What would venerable Monsieur Mauvy have said if he had visited Tersk, where he would have seen much of “the hot sun and nocturnal frosts” (even on a mid-summer night one has to wear a Cossack felt coat when out in the hills with the herd of mares)?

He would have seen hot storms in summer and roof-ripping snow blizzards in winter. In spring he would have admired one-week-old foals trotting alongside their mothers to the hills, and their older companions happily cutting capers galloping over steep rocky slopes and lush alpine meadows.

On a hot summer day, he would also have watched stately Arabian matrons wading warily in a small lake snorting at crystal-clear water, and taking a nap afterwards in the melting sunshine with their tails sending away the flies.

A hundred-odd herd of Arabian mares, most of them in foal, would then flock together in a matter of seconds and trot away or even bolt, their tails flowing in the wind, to God knows where, leaving a careless Cossack herdsman to doze away in the shadow of a bush.

Free as the desert wind, happy as children.

The Russian Arabian is a Russian horse

Russian Arabians have qualities not to be found in Western Arabians but to be found in other Russian breeds. To cite one example, Andrea Stercken, a German endurance authority and aficionado of Russian horses, including Russian Arabians, maintains: “Many Russian horses have normal pulse rates from 25 to 30, which after work falls immediately from 100 to 40. This is an ideal metabolic requirement for an endurance horse, which cannot be achieved in other horses even after long-term training.”

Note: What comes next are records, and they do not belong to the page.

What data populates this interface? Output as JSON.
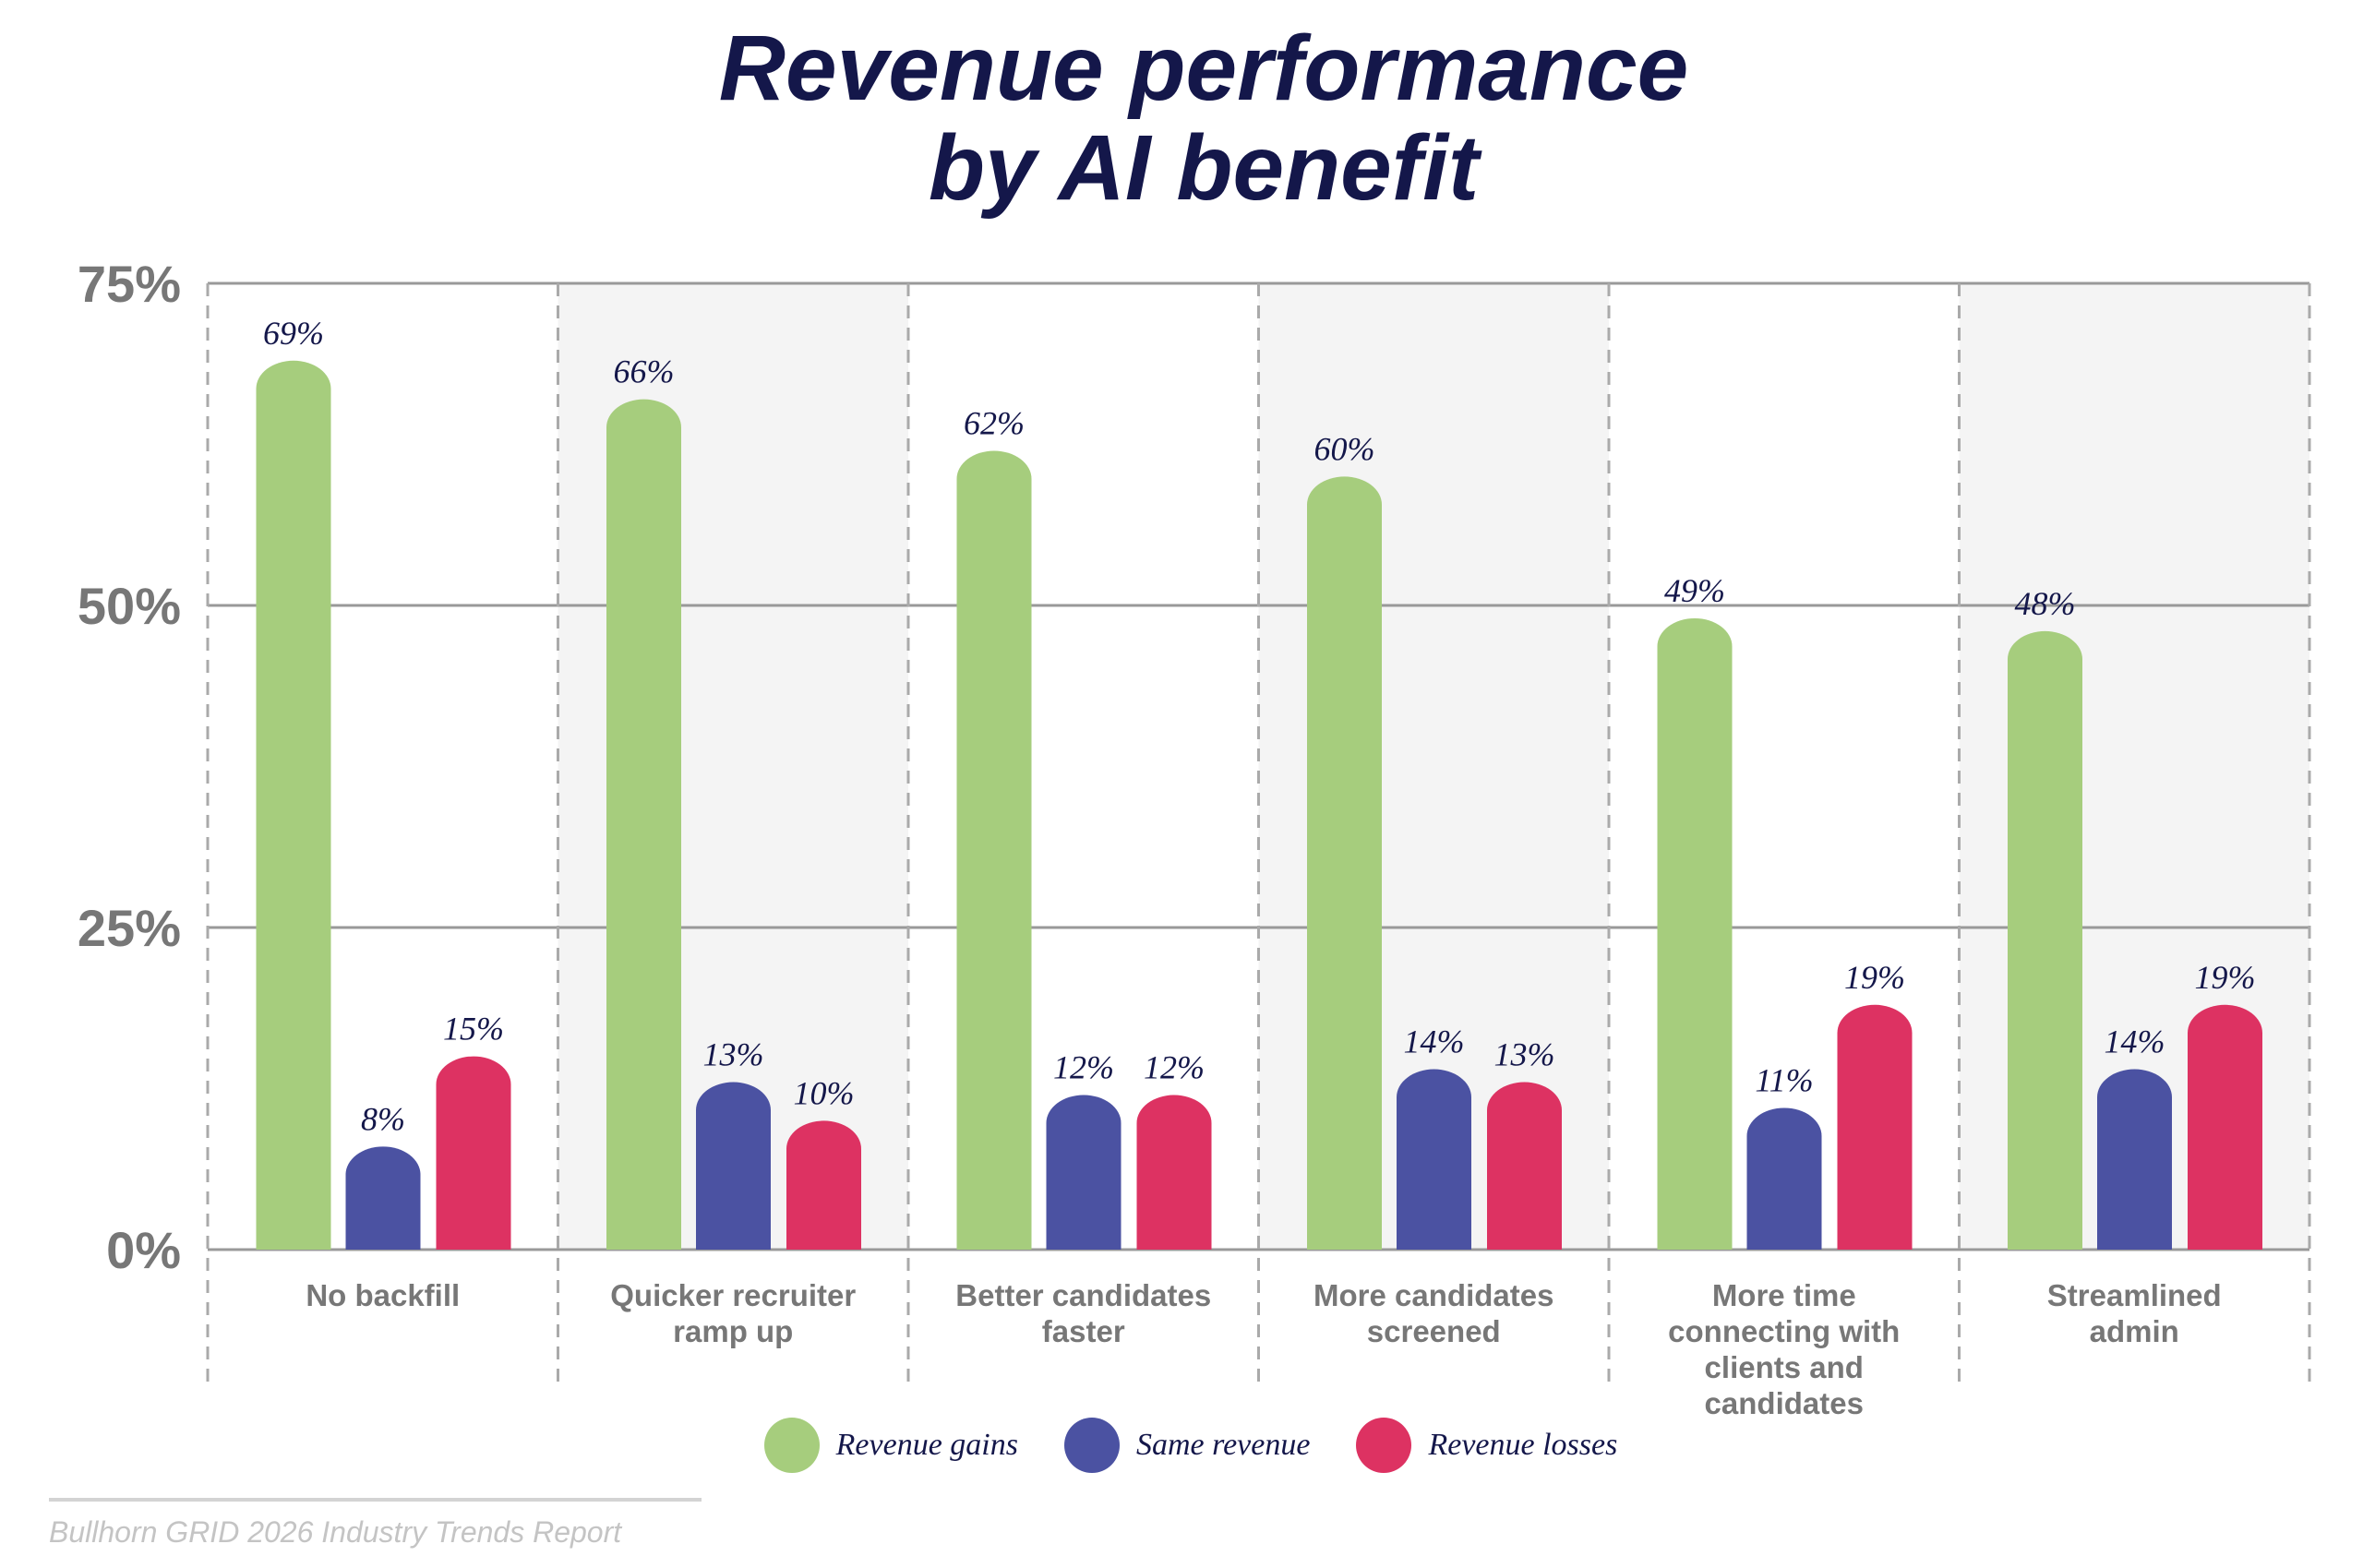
{
  "title_lines": [
    "Revenue performance",
    "by AI benefit"
  ],
  "chart_data": {
    "type": "bar",
    "title": "Revenue performance by AI benefit",
    "categories": [
      [
        "No backfill"
      ],
      [
        "Quicker recruiter",
        "ramp up"
      ],
      [
        "Better candidates",
        "faster"
      ],
      [
        "More candidates",
        "screened"
      ],
      [
        "More time",
        "connecting with",
        "clients and",
        "candidates"
      ],
      [
        "Streamlined",
        "admin"
      ]
    ],
    "series": [
      {
        "name": "Revenue gains",
        "color": "#a6cd7d",
        "values": [
          69,
          66,
          62,
          60,
          49,
          48
        ]
      },
      {
        "name": "Same revenue",
        "color": "#4b52a2",
        "values": [
          8,
          13,
          12,
          14,
          11,
          14
        ]
      },
      {
        "name": "Revenue losses",
        "color": "#dd3262",
        "values": [
          15,
          10,
          12,
          13,
          19,
          19
        ]
      }
    ],
    "ylim": [
      0,
      75
    ],
    "yticks": [
      0,
      25,
      50,
      75
    ],
    "ytick_labels": [
      "0%",
      "25%",
      "50%",
      "75%"
    ],
    "value_suffix": "%",
    "grid": true,
    "legend_position": "bottom",
    "alternate_shading": "#f4f4f4"
  },
  "footer": "Bullhorn GRID 2026 Industry Trends Report"
}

Russian Arabians are as undemanding and economical to keep as other Russian breeds. They are as impervious to the elements and diseases as other Russian breeds. They are as athletic as other Russian breeds. They are as reliable and willing as other Russian breeds. They are Russian.

To breed or not to breed?

Historically many nations used to identify a part of the territory under their control that best suited the purpose of producing the horse they needed, and used it heavily for horse-breeding. Germans used East Prussia to breed Trakehners and other German Warmbloods, ancient Romans bred their horses around what is now Venice. In medieval Russia, when most of the steppe was not under Russian control, Russians bred only forest horses themselves and bought most of their remounts for cavalry and nobility from the Tartars and steppe nomads. This approach is worth looking at in more detail.

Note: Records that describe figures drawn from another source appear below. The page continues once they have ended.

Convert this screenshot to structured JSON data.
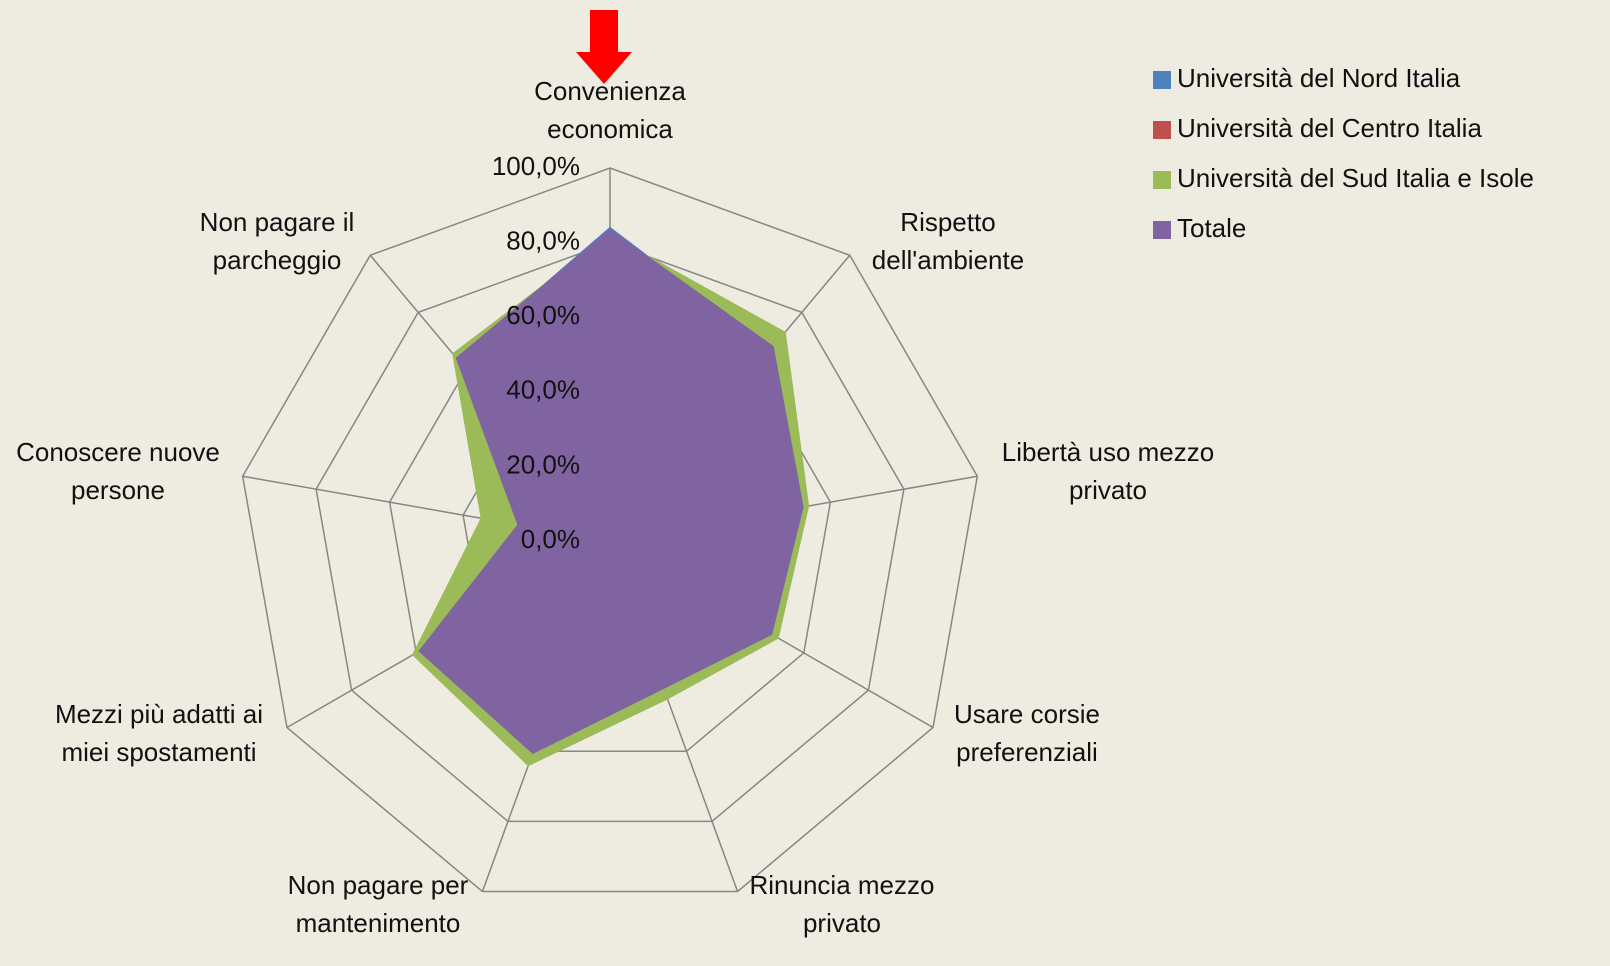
{
  "chart_data": {
    "type": "radar",
    "categories": [
      "Convenienza\neconomica",
      "Rispetto\ndell'ambiente",
      "Libertà uso mezzo\nprivato",
      "Usare corsie\npreferenziali",
      "Rinuncia mezzo\nprivato",
      "Non pagare per\nmantenimento",
      "Mezzi più adatti ai\nmiei spostamenti",
      "Conoscere nuove\npersone",
      "Non pagare il\nparcheggio"
    ],
    "series": [
      {
        "name": "Università del Nord Italia",
        "color": "#4f81bd",
        "values": [
          84,
          67,
          52,
          49.5,
          41.5,
          60,
          58.5,
          24.5,
          63.5
        ]
      },
      {
        "name": "Università del Centro Italia",
        "color": "#c0504d",
        "values": [
          83,
          67,
          52,
          49.5,
          41.5,
          60,
          58.5,
          24.5,
          63.5
        ]
      },
      {
        "name": "Università del Sud Italia e Isole",
        "color": "#9bbb59",
        "values": [
          82,
          73,
          54,
          52,
          45,
          64,
          61,
          35,
          65.5
        ]
      },
      {
        "name": "Totale",
        "color": "#8064a2",
        "values": [
          83.4,
          68,
          52.5,
          50,
          42,
          60.5,
          59,
          25,
          64
        ]
      }
    ],
    "rlim": [
      0,
      100
    ],
    "rticks": [
      {
        "value": 0,
        "label": "0,0%"
      },
      {
        "value": 20,
        "label": "20,0%"
      },
      {
        "value": 40,
        "label": "40,0%"
      },
      {
        "value": 60,
        "label": "60,0%"
      },
      {
        "value": 80,
        "label": "80,0%"
      },
      {
        "value": 100,
        "label": "100,0%"
      }
    ],
    "grid": true,
    "legend": "upper right"
  }
}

I do not think that there are many people like Robert Mauvy in Europe, the likes of the above-mentioned Swedish lady seem to be more common. Small European countries should perceive that their climate and breeding conditions are only ideal for their local warmbloods, and by no means for denizens of deserts and hot arid steppes. Of course, Europeans and even Northern Europeans will continue to breed Arabians, simply because they like that. Well, if they like what they get, it’s OK.

But if some of them notice the difference between “their” Arabs and those coming from the Russian steppe and want to have those horses, I would strongly recommend that they buy Russian horses from Russia, and do not breed them, lest they want to content themselves with copies.

To conclude, southern Russia could be made a regular source of superb steppe stock for entire Europe. Why not consider joint Russo-European programs, especially with private Russian breeders, to breed and train show and racing Arabians in Russia quite inexpensively, and race and sell them in Europe and elsewhere.